Recognizing the plurality of possible futures does not mean abandoning shared values or collective responsibility. Rather, it means creating more democratic and participatory conditions through which diverse forms of knowledge, experience, and imagination can contribute to shaping the future.

In this sense, the future is not something predetermined. It is something continuously negotiated, imagined, contested, and created together.


AI, Education, and the Future of Human Agency

The rapid development of artificial intelligence makes these questions even more urgent.

AI is not only transforming industries and economies. It is also reshaping communication, creativity, memory, attention, and the social production of meaning. Increasingly, algorithmic systems influence what people see, learn, consume, trust, and even imagine.


As a result, the challenge facing education today is not simply whether people can use AI tools effectively. It is whether societies can engage technological transformation critically, ethically, and collectively.


Technical literacy alone is no longer sufficient.

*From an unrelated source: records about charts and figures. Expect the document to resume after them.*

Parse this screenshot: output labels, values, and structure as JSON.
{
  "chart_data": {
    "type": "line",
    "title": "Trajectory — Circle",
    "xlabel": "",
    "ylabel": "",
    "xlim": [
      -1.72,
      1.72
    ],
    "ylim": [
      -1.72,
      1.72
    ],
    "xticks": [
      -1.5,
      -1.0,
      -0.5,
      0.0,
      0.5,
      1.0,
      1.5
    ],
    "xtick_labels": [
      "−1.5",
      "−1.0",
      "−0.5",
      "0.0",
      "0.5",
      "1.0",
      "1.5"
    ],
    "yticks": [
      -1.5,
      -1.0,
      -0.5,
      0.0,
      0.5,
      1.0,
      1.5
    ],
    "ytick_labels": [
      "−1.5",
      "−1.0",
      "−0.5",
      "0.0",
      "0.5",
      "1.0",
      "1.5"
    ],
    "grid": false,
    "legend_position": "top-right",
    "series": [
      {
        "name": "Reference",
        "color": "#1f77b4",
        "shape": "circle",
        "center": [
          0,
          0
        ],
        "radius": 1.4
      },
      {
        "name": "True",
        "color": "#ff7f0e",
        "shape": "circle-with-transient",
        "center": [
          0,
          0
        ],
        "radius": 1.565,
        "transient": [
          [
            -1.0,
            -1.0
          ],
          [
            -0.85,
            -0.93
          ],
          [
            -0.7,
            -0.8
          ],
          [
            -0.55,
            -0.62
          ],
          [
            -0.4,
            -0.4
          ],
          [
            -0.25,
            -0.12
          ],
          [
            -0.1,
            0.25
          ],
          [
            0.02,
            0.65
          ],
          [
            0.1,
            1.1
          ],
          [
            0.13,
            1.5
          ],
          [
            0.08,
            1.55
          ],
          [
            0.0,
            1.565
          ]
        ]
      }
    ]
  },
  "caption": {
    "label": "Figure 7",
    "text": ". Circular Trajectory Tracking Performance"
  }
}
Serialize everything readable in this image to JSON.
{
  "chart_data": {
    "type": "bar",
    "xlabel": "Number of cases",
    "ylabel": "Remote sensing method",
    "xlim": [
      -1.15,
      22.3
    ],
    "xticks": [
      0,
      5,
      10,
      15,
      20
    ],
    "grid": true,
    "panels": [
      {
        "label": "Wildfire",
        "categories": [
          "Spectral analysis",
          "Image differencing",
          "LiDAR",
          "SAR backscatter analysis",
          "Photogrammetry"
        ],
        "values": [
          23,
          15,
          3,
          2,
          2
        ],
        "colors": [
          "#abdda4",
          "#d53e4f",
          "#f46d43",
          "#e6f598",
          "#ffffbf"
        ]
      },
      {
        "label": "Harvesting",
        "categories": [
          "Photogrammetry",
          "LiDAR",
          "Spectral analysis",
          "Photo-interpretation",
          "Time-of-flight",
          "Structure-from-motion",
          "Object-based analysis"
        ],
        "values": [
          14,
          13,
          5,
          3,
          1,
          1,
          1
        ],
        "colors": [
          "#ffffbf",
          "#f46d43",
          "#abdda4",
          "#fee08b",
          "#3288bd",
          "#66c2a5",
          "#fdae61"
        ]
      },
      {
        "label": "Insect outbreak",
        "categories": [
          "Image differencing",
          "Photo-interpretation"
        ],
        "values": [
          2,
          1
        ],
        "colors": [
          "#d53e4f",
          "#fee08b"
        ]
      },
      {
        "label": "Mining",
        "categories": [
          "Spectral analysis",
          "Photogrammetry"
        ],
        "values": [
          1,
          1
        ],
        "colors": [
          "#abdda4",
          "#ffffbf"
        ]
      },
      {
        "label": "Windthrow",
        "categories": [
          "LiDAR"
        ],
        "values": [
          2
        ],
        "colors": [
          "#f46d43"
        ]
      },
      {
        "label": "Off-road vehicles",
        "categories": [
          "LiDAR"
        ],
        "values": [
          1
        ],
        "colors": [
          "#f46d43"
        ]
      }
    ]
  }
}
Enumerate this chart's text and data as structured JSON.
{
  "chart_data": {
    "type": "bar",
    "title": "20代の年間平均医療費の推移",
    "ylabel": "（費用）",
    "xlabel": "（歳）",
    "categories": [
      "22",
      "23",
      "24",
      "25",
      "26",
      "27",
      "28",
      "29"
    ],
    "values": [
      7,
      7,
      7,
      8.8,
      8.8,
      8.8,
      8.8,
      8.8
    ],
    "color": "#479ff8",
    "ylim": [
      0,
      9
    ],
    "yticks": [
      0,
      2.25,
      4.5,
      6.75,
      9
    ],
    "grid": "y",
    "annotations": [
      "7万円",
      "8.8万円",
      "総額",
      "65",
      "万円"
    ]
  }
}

What is equally needed are capacities such as critical reflection, dialogue, ethical reasoning, collaborative problem-solving, emotional literacy, futures thinking, and social imagination.


Without these capacities, technological futures risk becoming concentrated within narrow institutional, corporate, or ideological frameworks. Education therefore has an important role to play not only in preparing people for technological change, but also in expanding democratic participation in shaping the futures emerging technologies help produce.

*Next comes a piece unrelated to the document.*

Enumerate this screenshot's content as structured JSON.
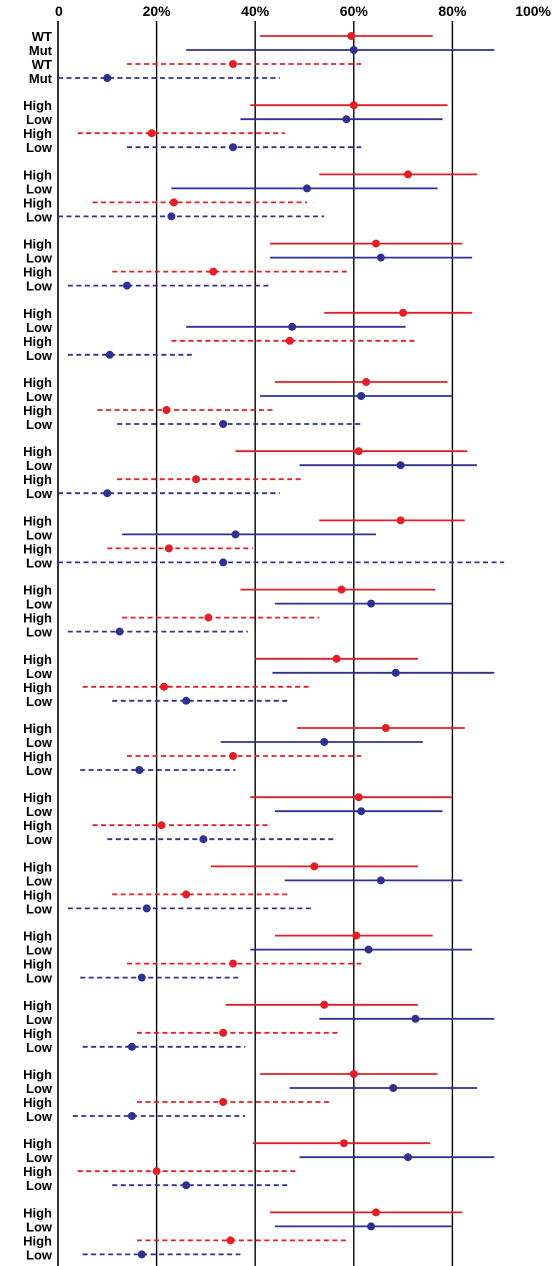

Learning as a Transformative Practice

Learning is not simply about transferring information or adapting individuals to rapidly changing systems. It is about cultivating awareness, relational capacities, creativity, participation, and the ability to engage complexity critically and collaboratively.

This requires educational spaces that move beyond passive consumption of information toward more participatory and interdisciplinary forms of learning.

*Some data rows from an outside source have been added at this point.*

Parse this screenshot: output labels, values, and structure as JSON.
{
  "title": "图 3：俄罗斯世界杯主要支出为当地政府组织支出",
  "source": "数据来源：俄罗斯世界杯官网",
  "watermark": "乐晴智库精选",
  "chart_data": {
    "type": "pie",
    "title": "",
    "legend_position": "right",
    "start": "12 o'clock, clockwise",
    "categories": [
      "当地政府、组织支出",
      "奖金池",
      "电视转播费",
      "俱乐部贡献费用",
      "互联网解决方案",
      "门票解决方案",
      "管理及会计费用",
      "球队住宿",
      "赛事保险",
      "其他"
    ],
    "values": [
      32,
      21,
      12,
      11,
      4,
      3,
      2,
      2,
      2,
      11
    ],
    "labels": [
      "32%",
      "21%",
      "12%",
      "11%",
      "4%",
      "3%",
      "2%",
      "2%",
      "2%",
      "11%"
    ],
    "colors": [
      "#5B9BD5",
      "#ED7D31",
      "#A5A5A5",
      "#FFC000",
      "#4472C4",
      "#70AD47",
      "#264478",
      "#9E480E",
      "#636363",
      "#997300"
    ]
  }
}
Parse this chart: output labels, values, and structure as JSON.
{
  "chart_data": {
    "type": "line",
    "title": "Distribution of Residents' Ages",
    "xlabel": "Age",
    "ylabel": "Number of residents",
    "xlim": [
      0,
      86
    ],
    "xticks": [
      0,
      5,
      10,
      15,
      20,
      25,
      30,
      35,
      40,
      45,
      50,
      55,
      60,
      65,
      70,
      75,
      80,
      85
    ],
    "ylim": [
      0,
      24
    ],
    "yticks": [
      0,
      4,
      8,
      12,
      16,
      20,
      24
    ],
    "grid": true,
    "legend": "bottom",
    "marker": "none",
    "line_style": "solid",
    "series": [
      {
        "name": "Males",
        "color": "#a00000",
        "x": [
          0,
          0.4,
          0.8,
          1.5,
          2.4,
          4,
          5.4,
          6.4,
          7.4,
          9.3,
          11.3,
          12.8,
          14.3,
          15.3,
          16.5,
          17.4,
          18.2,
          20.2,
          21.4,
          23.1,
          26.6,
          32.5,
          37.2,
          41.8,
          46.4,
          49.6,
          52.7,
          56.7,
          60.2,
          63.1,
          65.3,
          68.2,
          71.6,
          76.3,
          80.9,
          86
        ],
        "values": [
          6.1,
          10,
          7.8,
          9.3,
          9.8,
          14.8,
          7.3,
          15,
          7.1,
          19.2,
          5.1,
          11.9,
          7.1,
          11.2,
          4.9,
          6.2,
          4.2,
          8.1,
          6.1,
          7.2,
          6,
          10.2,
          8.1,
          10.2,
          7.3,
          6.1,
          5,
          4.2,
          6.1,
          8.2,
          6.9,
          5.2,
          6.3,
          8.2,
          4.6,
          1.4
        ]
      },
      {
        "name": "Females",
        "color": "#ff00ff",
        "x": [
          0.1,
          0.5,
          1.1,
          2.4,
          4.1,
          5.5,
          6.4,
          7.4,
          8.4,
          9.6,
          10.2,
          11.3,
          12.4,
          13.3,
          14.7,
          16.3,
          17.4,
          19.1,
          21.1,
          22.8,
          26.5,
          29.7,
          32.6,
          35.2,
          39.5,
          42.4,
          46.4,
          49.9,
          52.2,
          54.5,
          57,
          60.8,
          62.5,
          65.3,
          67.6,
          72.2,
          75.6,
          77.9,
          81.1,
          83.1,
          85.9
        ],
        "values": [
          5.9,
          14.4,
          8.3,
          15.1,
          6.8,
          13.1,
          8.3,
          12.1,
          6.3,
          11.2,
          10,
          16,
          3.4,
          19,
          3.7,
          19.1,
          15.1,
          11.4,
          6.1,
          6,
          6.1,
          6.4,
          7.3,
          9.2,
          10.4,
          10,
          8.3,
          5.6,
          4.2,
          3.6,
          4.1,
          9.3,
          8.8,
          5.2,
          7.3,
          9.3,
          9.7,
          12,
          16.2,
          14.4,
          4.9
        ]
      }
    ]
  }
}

Dialogue, participatory media, embodied practices, collaborative storytelling, intergenerational exchange, futures thinking, and creative experimentation can all function as ways of strengthening collective imagination and social agency.


Importantly, these practices are not peripheral to education. In a world shaped by uncertainty and accelerating transformation, they are becoming increasingly central to how individuals and communities navigate complexity, difference, and change.


Transformative learning, in this sense, is not only an educational method. It is also a democratic and cultural practice.


Learning to Imagine Otherwise

At Common Horizons, these elaborations form the foundation of our work across transformative learning, AI literacy, social imagination, participatory media, embodied learning, and collaborative futures practices.


Our projects, workshops, and learning spaces are grounded in the belief that imagination is not separate from social transformation, but deeply connected to it. The futures we share are shaped through the ways we learn, communicate, collaborate, and imagine together.


At a time when many institutions are struggling to respond meaningfully to interconnected global crises, cultivating critical and collective imagination may be one of the most important educational tasks of our time.


If the future is not predetermined but collectively shaped, then education must play a more active role in cultivating the social imagination necessary for democratic, nonviolent, and ecologically responsible futures. Beyond adaptation and technical literacy alone, we need learning cultures that strengthen ethical reflection, dialogue, creativity, cooperation, and awareness of our interconnectedness with both human and non-human life. The challenge is not only to prepare for the future, but to participate more consciously and collectively in shaping the kinds of worlds we wish to inhabit together.


Learning to imagine otherwise is not about escaping reality. It is about expanding the social and political possibilities through which more just, reflective, connected, and life-affirming futures can become imaginable—and therefore, more possible.